Ucapan Pandu sedikit membuat Pak Amin merasa lega. "Mungkin saja, Pandu. Jika memang begitu, Bapak lega mendengarnya."
‘Maaf, Pak, aku terpaksa berbohong,’ batin Pandu.
***
Ponsel Pandu berbunyi saat ia baru saja memejamkan mata untuk istirahat siang selepas Zuhur. Tugas malam membuatnya harus cukup tidur siang hari agar stamina tetap bugar saat bertugas. Ia berusaha mengabaikan notifikasi pesan itu. Namun, ponselnya berbunyi beberapa kali, membuat lelaki bertubuh tinggi dan tegap itu terusik hingga tak dapat lagi memejamkan mata.
Ia memilih untuk memeriksa pesan yang masuk. Dahinya mengernyit, ia menyipitkan mata guna memastikan sosok yang ada dalam beberapa foto yang dikirim oleh rekan sesama anggota kepolisian.
Bara. Di dalam foto tersebut, pemuda itu berdiri di samping lelaki yang selama ini menjadi buronan aparat. Penjahat yang begitu lihai menyembunyikan diri. Setiap kali polisi hampir berhasil menangkapnya, ada saja hal yang membuat bandit itu berhasil lolos dan melarikan diri. Lelaki yang pernah dipidana tujuh tahun lalu akibat kasus pemerkosaan itu begitu licin seperti belut. Sangat sulit bagi aparat untuk membekuknya.
Salah satu dari dua orang di dalam foto membuat Pandu menggeleng tak percaya. Bukan pada buronan itu, tetapi pada sosok pemuda yang semalam meminta tolong untuk mengeluarkannya dari penjara.

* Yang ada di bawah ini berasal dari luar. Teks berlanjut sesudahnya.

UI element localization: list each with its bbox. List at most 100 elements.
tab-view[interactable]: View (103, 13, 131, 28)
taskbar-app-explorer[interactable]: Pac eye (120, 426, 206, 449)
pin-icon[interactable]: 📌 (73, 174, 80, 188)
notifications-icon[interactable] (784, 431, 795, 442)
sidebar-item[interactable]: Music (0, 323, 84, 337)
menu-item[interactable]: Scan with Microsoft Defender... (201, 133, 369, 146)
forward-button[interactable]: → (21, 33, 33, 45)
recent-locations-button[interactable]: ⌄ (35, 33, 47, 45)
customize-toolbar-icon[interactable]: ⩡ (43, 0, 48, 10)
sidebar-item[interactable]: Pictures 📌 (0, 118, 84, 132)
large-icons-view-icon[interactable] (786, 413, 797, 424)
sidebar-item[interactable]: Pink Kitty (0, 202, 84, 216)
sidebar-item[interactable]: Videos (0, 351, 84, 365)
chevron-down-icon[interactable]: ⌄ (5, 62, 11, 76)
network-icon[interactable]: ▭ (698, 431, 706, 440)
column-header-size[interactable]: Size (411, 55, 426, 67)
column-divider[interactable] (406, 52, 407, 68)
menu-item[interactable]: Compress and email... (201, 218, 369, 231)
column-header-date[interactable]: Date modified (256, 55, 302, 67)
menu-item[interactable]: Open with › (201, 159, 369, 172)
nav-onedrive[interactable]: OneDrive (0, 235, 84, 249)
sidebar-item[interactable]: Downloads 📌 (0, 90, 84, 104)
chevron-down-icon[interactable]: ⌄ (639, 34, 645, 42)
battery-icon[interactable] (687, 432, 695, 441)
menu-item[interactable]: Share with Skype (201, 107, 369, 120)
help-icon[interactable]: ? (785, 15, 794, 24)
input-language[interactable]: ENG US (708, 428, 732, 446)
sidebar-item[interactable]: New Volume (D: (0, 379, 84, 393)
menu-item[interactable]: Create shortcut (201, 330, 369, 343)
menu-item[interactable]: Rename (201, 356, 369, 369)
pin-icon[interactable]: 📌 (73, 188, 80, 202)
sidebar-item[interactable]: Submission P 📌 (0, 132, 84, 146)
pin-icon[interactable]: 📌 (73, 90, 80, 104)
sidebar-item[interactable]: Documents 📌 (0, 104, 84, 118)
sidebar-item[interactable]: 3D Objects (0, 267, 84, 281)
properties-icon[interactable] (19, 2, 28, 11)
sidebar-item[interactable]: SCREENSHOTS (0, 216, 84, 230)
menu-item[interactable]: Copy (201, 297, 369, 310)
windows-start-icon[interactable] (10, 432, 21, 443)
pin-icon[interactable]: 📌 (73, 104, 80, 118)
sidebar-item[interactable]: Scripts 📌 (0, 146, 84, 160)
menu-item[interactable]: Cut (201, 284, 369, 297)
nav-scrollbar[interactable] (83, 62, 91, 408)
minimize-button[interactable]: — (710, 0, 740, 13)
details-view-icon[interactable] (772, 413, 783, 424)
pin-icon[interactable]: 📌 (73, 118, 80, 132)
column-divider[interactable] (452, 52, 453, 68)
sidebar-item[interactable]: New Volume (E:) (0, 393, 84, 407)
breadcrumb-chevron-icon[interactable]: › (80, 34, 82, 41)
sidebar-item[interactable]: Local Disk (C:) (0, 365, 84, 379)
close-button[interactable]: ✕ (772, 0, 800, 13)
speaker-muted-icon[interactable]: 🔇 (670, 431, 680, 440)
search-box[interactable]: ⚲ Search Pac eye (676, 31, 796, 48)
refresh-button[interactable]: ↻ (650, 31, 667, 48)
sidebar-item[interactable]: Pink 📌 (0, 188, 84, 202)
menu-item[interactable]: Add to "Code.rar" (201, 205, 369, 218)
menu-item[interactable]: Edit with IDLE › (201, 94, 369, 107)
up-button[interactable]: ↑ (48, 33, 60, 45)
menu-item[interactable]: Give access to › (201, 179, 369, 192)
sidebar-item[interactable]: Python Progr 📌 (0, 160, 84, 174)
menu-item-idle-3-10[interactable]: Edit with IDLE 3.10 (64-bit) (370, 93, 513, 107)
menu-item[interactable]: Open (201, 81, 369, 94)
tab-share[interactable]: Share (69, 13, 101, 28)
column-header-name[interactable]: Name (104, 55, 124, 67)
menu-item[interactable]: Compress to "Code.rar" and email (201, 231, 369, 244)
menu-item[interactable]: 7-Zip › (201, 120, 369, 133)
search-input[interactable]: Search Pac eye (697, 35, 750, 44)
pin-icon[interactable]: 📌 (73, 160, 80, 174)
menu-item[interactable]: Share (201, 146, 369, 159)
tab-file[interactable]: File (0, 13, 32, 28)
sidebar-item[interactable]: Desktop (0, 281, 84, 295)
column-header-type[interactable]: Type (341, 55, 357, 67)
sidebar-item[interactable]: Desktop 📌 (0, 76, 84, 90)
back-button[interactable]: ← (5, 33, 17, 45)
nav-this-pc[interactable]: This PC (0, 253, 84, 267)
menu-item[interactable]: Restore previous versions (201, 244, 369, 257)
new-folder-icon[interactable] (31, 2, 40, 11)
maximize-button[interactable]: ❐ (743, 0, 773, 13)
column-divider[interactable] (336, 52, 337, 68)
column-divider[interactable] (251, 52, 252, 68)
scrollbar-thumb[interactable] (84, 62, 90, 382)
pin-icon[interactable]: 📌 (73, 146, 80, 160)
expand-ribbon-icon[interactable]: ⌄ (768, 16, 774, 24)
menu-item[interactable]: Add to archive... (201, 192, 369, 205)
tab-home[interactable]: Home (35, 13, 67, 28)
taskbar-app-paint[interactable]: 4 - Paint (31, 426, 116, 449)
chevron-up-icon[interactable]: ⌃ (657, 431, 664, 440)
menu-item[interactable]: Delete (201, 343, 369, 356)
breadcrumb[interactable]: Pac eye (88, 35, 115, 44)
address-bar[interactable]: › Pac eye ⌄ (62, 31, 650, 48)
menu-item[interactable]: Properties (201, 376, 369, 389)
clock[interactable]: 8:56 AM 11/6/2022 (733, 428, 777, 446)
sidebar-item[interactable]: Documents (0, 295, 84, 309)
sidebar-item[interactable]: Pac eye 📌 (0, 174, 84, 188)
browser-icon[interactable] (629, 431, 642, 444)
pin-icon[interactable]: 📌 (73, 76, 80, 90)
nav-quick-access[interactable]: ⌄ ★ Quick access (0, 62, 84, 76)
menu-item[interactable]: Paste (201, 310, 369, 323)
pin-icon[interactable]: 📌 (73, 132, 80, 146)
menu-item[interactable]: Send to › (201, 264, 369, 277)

Pandu pun segera mengirim balasan kepada rekannya untuk memastikan identitas pemuda di dalam foto itu.
[Siapa pemuda yang di samping Bandot?]
[Kami tidak mengetahui namanya. Tetapi, pemuda itu selalu di sampingnya di mana pun Bandot berada. Mungkin salah satu tangan kanannya.]
Sebuah balasan langsung masuk ke ponsel Pandu.
"Tangan kanan? Aku sudah curiga dari awal bahwa kau bukanlah orang baik-baik. Kali ini aku tak akan membiarkan kalian lolos!" gumam Pandu geram. Kilat kemarahan terpancar jelas dari sorot matanya.
Sudah lama sekali ia berusaha untuk melumpuhkan manusia bengis yang telah melakukan banyak pemerkosaan serta pembegalan itu. Kali ini, Bara akan menjadi kunci baginya untuk mengetahui keberadaan Bandot.
[Oke. Tolong perhatikan gerak-gerik tahanan baru itu. Aku yakin dia adalah pemuda yang selalu mendampingi Bandot.]
[Siap!]
Rasa kantuk dan lelah yang Pandu rasakan sebelumnya mendadak hilang. Nafsu untuk segera menyeret manusia iblis bernama Bandot itu ke tempat eksekusi semakin besar. Orang seperti Bandot sangat pantas dihukum mati, pikir Pandu.
Kakak kandung Rania itu pun langsung menyambar jaket yang tergantung di belakang pintu. Ia segera mengemudikan mobilnya menuju markas.